Goll Christine · Nationalrat · Zürich · Sozialdemokratische Fraktion · 2000-10-05

Wortprotokoll

Das Thema sexuelle Ausbeutung von Kindern wird heute in der Öffentlichkeit und in den Medien breit diskutiert. Sexuelle Ausbeutung von Kindern ist kein Tabuthema mehr. Dazu beigetragen haben namentlich Beratungsstellen und Frauenprojekte, die sich seit Jahren parteilich mit der Situation von gewaltbetroffenen Kindern und Jugendlichen auseinander setzen.

Ein Tabu besteht aber nach wie vor, nämlich das Tabu, differenziert hinzuschauen, wenn es um sexuelle Ausbeutungsverhältnisse gegenüber Kindern geht.

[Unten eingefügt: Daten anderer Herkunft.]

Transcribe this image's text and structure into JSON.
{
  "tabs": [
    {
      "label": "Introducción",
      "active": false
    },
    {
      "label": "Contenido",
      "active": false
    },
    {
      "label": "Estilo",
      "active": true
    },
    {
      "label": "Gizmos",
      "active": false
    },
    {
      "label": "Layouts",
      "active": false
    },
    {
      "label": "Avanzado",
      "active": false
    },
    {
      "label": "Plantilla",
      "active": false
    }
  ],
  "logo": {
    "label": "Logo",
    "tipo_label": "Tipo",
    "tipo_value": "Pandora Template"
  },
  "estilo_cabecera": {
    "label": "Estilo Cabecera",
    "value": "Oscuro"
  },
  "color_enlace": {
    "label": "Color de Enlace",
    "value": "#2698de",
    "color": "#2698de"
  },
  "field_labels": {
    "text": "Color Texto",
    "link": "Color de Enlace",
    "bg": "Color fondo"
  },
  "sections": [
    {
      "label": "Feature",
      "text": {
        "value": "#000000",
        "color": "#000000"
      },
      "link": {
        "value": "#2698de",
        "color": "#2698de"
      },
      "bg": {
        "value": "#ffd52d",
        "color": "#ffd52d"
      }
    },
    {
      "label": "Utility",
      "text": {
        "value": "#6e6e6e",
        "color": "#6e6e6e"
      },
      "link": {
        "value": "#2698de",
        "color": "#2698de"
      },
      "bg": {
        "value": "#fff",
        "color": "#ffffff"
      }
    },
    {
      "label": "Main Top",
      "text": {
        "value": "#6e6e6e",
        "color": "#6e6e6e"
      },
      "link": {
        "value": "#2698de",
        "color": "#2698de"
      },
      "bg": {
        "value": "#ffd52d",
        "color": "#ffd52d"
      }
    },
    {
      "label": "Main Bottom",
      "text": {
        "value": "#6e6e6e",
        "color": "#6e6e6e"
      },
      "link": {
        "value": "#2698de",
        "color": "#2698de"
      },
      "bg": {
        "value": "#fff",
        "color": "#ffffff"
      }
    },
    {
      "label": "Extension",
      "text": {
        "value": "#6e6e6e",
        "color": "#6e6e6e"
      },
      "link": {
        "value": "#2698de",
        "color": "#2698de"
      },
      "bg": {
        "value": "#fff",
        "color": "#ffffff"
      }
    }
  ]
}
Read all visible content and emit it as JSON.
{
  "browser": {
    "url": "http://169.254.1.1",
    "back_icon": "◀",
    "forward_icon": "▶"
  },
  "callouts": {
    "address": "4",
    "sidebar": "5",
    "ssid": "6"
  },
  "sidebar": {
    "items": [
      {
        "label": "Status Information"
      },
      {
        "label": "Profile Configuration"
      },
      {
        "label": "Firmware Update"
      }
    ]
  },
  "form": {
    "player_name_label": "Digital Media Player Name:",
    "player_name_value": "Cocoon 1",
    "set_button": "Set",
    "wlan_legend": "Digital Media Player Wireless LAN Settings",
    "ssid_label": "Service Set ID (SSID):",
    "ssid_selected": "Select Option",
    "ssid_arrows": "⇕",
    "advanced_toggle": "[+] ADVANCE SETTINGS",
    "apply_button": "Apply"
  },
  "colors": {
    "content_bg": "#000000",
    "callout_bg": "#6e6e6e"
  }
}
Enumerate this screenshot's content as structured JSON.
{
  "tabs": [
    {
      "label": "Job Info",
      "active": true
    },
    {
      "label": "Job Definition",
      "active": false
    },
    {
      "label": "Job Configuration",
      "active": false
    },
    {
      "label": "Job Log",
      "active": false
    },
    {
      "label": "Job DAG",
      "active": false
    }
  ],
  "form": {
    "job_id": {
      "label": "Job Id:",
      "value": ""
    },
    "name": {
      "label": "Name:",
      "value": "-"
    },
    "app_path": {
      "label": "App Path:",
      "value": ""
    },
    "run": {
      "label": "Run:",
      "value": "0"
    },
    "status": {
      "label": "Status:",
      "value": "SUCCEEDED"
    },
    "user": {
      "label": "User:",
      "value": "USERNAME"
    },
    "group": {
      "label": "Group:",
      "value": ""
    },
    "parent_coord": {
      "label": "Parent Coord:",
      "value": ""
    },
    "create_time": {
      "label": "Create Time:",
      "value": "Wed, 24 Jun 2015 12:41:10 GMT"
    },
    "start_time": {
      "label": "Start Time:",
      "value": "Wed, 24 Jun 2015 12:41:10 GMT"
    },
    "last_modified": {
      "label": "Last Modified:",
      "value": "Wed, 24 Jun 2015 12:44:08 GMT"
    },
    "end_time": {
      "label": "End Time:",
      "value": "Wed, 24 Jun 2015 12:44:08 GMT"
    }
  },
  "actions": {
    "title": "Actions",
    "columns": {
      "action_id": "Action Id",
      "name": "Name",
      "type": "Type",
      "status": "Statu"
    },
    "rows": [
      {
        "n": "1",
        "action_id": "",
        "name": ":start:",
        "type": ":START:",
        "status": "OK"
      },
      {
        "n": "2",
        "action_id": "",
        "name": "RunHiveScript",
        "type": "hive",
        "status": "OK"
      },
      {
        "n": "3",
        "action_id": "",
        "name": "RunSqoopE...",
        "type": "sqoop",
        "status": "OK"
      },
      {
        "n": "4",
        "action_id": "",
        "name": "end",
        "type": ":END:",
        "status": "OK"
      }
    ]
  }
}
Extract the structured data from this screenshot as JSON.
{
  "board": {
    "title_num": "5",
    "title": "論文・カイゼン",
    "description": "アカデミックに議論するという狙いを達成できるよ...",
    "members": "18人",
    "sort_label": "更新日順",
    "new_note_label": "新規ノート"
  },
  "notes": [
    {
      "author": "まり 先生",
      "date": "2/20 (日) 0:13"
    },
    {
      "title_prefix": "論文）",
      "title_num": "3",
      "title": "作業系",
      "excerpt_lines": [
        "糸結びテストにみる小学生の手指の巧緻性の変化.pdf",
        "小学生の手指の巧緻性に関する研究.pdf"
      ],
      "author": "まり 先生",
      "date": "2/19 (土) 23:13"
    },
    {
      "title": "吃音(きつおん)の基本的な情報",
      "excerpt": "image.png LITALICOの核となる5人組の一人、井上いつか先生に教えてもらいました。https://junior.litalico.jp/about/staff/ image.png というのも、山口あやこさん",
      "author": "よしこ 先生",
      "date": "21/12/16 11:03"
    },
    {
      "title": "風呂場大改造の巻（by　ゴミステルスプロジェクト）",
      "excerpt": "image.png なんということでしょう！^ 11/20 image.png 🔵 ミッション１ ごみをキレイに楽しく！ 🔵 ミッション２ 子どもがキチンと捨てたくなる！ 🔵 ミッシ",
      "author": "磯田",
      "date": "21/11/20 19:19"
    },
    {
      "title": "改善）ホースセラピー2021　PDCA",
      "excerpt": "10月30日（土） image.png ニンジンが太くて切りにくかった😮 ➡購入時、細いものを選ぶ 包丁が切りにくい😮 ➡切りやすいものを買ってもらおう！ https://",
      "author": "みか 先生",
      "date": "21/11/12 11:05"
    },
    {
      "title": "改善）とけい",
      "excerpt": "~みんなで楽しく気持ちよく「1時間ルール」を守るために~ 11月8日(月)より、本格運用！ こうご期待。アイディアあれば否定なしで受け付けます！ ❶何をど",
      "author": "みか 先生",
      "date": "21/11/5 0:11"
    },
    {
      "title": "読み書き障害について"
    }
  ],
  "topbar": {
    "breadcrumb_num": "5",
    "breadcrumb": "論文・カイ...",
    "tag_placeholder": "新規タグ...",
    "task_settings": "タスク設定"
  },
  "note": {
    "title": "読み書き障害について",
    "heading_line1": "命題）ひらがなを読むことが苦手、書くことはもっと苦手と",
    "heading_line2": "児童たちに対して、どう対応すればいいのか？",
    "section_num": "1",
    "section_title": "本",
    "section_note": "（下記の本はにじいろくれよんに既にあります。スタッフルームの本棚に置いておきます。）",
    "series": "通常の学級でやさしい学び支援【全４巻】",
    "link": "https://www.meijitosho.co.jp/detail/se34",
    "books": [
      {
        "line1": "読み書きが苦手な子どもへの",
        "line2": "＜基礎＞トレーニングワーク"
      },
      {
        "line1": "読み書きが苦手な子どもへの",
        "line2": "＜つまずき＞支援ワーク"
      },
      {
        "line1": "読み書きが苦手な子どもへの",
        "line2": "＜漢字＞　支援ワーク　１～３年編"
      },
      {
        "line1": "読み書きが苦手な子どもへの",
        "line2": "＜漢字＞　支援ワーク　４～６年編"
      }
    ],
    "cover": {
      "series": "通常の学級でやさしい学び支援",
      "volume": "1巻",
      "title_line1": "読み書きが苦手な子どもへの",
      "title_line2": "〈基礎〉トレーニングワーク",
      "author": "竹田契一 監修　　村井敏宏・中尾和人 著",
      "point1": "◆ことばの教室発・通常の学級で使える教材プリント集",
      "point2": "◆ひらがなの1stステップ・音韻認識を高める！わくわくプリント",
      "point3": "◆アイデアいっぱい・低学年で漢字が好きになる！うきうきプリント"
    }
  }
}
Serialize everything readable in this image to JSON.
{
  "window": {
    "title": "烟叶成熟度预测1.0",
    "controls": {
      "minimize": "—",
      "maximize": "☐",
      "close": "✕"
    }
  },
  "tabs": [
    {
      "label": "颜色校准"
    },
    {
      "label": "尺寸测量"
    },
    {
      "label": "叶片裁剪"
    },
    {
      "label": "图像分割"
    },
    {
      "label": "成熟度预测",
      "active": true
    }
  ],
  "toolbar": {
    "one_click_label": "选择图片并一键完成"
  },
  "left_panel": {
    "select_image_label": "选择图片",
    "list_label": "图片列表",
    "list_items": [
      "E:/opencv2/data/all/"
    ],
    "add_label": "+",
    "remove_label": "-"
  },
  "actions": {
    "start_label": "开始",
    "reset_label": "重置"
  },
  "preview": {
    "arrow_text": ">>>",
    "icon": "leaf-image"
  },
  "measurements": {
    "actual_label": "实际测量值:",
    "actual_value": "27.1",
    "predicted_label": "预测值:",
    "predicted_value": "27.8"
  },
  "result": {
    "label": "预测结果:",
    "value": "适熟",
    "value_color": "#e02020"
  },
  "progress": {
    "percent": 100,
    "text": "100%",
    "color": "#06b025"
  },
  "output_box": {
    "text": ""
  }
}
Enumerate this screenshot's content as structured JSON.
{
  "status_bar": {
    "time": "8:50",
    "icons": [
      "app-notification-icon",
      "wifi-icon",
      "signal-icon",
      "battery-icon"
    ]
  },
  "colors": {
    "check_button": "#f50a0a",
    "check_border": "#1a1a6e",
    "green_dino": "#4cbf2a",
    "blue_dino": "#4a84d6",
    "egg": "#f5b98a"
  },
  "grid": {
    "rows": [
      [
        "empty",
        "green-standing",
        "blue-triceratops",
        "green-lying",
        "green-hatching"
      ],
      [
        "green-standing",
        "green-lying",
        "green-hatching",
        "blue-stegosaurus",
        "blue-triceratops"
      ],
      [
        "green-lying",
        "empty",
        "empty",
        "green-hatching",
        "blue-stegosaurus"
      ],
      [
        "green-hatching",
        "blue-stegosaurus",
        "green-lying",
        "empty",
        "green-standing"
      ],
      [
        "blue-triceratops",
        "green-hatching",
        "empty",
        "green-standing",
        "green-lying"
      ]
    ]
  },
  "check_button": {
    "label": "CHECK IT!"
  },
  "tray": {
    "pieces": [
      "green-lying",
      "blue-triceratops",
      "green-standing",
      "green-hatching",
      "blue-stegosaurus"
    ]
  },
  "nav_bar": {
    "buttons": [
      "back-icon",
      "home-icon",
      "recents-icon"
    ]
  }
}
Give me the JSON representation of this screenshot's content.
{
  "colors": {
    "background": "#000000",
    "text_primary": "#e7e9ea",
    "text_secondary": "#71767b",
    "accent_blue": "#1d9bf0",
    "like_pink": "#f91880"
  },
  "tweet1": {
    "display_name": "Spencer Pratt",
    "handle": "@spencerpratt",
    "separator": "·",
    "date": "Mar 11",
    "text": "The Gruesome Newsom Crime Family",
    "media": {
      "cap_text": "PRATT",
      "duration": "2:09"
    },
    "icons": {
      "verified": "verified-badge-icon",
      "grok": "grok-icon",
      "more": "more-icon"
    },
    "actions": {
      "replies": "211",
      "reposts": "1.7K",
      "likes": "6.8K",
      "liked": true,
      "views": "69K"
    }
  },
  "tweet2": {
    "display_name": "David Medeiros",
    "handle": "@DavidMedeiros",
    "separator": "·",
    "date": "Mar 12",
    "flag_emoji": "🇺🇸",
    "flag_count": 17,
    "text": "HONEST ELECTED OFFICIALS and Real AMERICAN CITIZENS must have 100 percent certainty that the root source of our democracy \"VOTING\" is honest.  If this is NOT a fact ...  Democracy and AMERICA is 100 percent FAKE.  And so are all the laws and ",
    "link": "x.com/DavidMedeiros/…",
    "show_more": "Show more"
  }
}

Es handelt sich dabei nicht einfach um die sexuelle Handlung als solche - "sexuelle Handlungen mit Kindern" ist auch die Begrifflichkeit, die in Artikel 187 des Strafgesetzbuches gebraucht wird -, bei der sexuellen Ausbeutung von Kindern geht es vielmehr um einen klaren Machtmissbrauch, der auch mit der strukturellen Gewalt in unserer Gesellschaft verknüpft ist. Gerade deshalb braucht es auch politische Massnahmen.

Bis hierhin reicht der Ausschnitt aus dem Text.